The landslide location is being closely monitored, with time-lapse cameras and computer modelling to track how much the upstream pool is growing and if it could break through the dam-like barrier of sediment.
“The lake level might rise to the point where water begins to flow over the top of the dam and re-enter the riverbed below,” said Nathan Cullen, minister of Water, Land and Resource Stewardship, during the press conference. “It’s also possible that the water will seep through the dam and make its way downstream that way.”
Cullen noted that a major migration of salmon is anticipated to approach the landslide area in the next week or so. Besides being blocked, there are concerns of the fish being threatened by rising water temperatures in the Chilcotin River.

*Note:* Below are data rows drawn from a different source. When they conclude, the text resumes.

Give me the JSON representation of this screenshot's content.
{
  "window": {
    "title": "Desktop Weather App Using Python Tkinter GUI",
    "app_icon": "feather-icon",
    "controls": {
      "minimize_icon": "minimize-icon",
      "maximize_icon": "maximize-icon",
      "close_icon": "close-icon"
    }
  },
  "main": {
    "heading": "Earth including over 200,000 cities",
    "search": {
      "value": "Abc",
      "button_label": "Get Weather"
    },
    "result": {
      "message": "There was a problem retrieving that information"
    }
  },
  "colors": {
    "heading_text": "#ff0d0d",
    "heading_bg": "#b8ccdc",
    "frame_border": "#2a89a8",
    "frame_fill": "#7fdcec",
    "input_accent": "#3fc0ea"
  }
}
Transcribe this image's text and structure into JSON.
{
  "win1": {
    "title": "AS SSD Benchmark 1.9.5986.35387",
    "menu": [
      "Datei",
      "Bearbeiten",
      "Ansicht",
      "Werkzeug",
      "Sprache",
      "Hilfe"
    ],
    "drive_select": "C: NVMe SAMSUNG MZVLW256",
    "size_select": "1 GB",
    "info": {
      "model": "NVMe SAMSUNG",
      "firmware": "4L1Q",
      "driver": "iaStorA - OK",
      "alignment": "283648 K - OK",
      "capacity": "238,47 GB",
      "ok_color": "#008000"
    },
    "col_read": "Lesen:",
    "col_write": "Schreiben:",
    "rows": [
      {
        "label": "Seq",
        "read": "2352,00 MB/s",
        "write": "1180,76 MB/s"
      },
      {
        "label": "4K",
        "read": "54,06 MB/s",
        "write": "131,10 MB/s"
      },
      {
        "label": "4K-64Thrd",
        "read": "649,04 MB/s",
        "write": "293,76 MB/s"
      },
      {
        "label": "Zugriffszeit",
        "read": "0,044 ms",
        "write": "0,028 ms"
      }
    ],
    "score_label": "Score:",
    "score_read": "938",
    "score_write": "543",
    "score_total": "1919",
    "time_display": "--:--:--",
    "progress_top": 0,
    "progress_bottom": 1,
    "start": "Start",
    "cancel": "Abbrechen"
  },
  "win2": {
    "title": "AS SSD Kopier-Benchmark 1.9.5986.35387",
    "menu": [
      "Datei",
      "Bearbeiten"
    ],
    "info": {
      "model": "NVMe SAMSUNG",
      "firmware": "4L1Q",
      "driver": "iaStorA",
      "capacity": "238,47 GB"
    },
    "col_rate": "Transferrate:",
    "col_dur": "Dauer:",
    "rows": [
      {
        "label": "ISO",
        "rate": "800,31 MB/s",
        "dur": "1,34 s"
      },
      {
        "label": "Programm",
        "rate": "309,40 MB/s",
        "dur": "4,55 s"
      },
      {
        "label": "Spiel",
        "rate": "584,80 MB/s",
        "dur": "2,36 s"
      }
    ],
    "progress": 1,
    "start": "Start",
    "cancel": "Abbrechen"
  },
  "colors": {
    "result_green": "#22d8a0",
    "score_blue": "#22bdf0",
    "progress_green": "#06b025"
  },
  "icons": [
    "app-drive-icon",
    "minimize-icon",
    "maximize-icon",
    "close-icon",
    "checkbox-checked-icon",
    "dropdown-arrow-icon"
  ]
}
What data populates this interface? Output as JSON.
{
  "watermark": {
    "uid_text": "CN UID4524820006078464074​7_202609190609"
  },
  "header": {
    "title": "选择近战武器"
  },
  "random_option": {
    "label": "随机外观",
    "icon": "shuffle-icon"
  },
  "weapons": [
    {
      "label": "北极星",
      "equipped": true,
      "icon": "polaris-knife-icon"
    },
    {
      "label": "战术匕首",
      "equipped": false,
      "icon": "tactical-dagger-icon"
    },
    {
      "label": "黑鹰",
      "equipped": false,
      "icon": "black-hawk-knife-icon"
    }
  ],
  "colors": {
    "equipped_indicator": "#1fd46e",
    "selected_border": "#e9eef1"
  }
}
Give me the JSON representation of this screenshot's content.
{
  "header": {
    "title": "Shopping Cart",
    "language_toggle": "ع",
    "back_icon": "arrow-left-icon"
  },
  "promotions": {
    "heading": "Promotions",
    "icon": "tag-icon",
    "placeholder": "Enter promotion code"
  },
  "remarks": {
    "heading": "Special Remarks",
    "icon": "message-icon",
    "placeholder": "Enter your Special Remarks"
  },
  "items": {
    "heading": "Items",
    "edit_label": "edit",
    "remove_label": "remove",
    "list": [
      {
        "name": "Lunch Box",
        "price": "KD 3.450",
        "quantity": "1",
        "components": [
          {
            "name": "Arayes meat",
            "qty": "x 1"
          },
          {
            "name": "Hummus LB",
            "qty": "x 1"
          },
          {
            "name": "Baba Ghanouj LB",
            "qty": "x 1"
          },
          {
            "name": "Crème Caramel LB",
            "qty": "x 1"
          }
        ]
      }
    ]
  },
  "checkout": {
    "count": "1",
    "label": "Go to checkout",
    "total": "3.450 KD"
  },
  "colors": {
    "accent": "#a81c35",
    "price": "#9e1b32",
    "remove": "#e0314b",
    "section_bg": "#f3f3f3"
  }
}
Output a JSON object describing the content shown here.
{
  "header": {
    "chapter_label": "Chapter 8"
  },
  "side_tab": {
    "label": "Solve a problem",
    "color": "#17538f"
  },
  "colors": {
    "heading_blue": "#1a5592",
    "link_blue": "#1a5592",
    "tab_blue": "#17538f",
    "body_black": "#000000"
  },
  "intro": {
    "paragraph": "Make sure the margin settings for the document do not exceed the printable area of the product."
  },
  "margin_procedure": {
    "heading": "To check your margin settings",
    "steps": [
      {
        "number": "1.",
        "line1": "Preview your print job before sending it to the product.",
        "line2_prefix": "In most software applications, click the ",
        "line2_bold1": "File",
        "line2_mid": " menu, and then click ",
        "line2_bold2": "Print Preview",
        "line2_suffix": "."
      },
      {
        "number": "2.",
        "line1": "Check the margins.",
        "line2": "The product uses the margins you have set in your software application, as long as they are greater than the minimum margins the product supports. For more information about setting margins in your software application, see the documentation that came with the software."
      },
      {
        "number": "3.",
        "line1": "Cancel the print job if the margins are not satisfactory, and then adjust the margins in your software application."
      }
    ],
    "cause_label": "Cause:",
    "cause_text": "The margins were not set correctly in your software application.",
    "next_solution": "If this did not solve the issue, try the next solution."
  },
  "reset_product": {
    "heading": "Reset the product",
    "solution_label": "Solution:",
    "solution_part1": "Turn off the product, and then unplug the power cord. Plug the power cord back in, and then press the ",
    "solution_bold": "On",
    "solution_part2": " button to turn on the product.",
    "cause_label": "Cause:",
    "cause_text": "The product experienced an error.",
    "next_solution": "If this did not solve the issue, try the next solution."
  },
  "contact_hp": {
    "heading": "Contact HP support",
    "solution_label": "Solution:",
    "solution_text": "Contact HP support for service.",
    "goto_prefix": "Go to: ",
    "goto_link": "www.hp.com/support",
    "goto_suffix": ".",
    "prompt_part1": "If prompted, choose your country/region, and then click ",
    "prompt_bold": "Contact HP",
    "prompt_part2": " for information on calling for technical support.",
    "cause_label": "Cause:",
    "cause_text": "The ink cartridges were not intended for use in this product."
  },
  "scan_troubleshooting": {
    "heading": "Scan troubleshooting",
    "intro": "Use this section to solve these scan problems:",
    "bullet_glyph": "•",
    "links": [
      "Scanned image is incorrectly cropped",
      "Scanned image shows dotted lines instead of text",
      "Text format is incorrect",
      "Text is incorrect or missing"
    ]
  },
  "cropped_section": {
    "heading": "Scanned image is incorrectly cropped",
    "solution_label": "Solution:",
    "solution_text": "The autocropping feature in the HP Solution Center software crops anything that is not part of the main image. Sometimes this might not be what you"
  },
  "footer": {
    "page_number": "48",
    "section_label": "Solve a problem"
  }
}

“We’re paying very close attention to not only stream flow, but also temperatures,” noted Cullen. “Salmon, of course, have terminal temperatures that they cannot survive beyond and will not spawn.”
It was over five years ago that another landslide blocked a portion of the Fraser River system, considered British Columbia’s most important pathway for salmon. In early 2019 over 85,000 cubic metres of rock fell down a cliff into the Fraser north of Lillooet. The Big Bar Slide forced years of response efforts that included physically transporting salmon around the rockslide, eventually leading to the construction of a permanent fish pathway at Big Bar – at a cost of $176 million.
But the Chilcotin landslide is different, explained Connie Chapman of B.C.’s Water Management Branch.
“The Big Bar slide and this slide are composed of very different materials,” she said. “The Big Bar slide was rock, and that is a much more stable slide, harder to move and is a longer-term natural infrastructure barrier that was placed within the river system.”
Chapman noted that other landslides occurred on the river in 2004 and 1964, which were corrected through natural processes.
“The current slide is composed of fine silt sands and clays,” she said. “It is more susceptible to erosion and movement than rock within the river.”
“There were reports of how salmon, which are an incredibly adaptable species specifically to these naturally occurring events, adapt to what comes forward,” said Cullen of the past landslides on the Chilcotin.
“The best-case scenario is that nature runs its course in a soft and gentle manner, and naturally clears the blockage and that this is done in a slow enough way that debris does not carry itself down the river and create more erosion along the way,” speculated Ma.
During the press conference officials were hesitant to identify the cause of the landslide, although Chapman confirmed that the location had been affected by wildfire.
Ma remarked that a combination of human-caused and environmental factors can lead to such an event.
“When you have historically poor forest management practices that result in clearcutting in certain areas, or an excess of fuel that help wildfires burn hotter in other areas, you end up with scarred landscape that is more susceptible to debris flows and landslides,” she said. “And then you exacerbate that with drought, you end up with scenarios when you can have drought at the same time as flooding in the province.”
Updated information on immediate hazards from the landslide is available at EmergencyInfoBC.ca.